Shanker is also sceptical of CEO Martin Sullivan’s ability to lead AIG out of its hole given two recent senior level departures and investors’ lack of confidence in management:
Recent material losses and the need to raise capital have weakened investor confidence in a management that had ardently stated its confidence in AIG’s excess capital position, strong balance sheet and ability to avoid such losses.
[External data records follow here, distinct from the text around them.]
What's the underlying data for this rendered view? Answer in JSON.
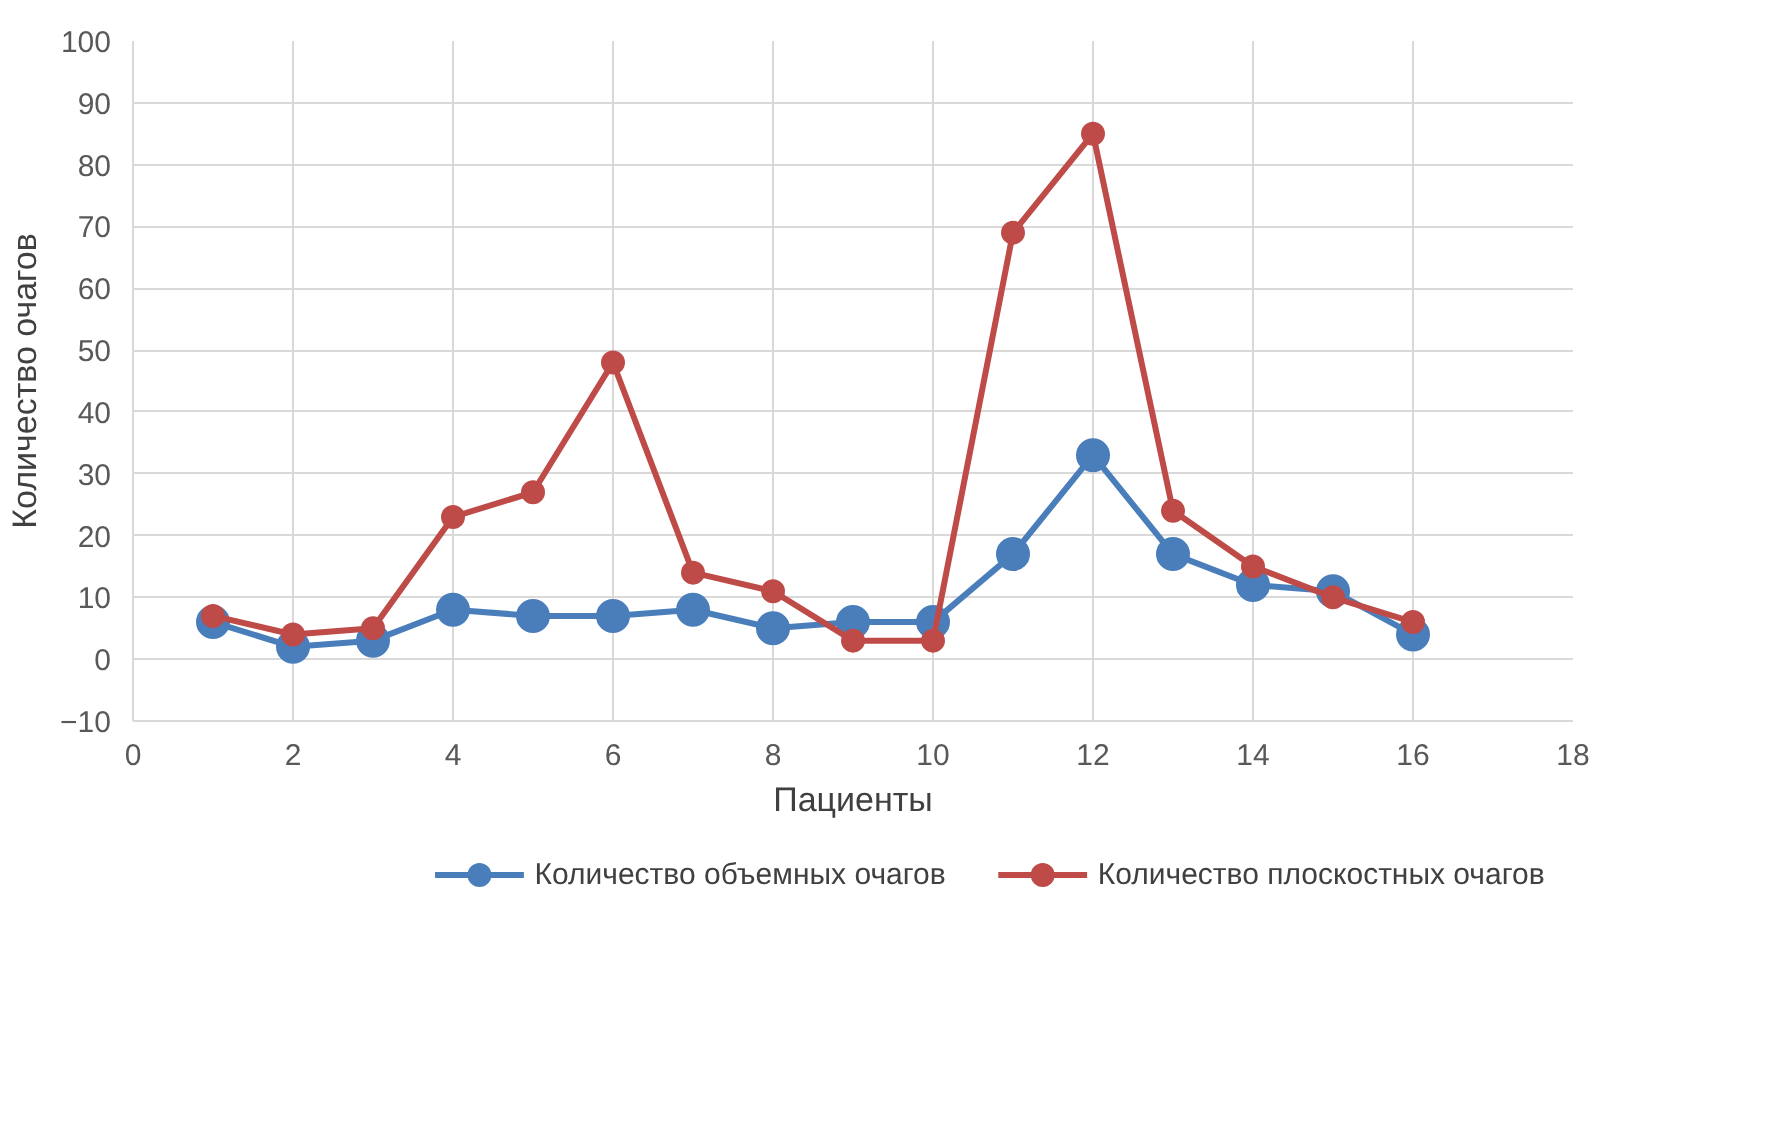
{
  "chart_data": {
    "type": "line",
    "xlabel": "Пациенты",
    "ylabel": "Количество очагов",
    "x": [
      1,
      2,
      3,
      4,
      5,
      6,
      7,
      8,
      9,
      10,
      11,
      12,
      13,
      14,
      15,
      16
    ],
    "series": [
      {
        "name": "Количество объемных очагов",
        "color": "#4a7ebb",
        "values": [
          6,
          2,
          3,
          8,
          7,
          7,
          8,
          5,
          6,
          6,
          17,
          33,
          17,
          12,
          11,
          4
        ]
      },
      {
        "name": "Количество плоскостных очагов",
        "color": "#be4b48",
        "values": [
          7,
          4,
          5,
          23,
          27,
          48,
          14,
          11,
          3,
          3,
          69,
          85,
          24,
          15,
          10,
          6
        ]
      }
    ],
    "xlim": [
      0,
      18
    ],
    "xticks": [
      0,
      2,
      4,
      6,
      8,
      10,
      12,
      14,
      16,
      18
    ],
    "ylim": [
      -10,
      100
    ],
    "yticks": [
      -10,
      0,
      10,
      20,
      30,
      40,
      50,
      60,
      70,
      80,
      90,
      100
    ],
    "grid": true,
    "legend": "bottom",
    "marker": "circle",
    "line_style": "solid"
  }
}
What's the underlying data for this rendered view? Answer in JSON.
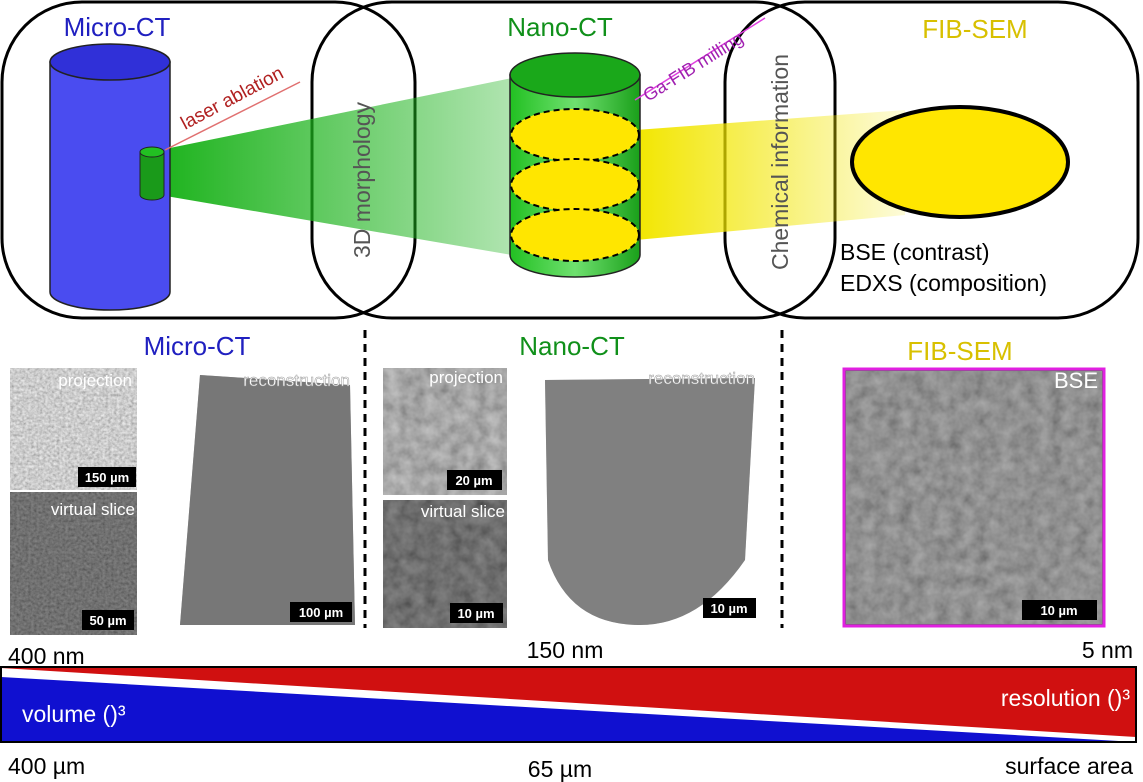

With two senior management departures, we believe that CEO Martin Sullivan will need to act quickly and decisively to manage AIG back to stability and profitability in order to regain investor confidence.
Finally, Shanker cites AIG’s weak balance sheet, a deteriorating macro environment, and softening fundamentals in its core business:
With an accumulated pre-tax MTM of $20 billion related to AIGFP’s CDS portfolio, $9.7 billion of realised capital losses, mostly OTTI, another $18.6 billion in unrealized losses, as well as material losses in UGC and a slowdown in AGF, AIG’s largest challenge is to manage its credit and mortgage
related assets and liabilities.
P&C underwriting results, excluding UGC, decreased by 45% year-over-year, even as favourable development accounted for 40% of underwriting profits. Softening markets, inflationary pressures and possible D&O losses will likely continue to pressure results. We expect lower partnership
income and increased competition to temper life insurance results. Target price drops $6, to $41.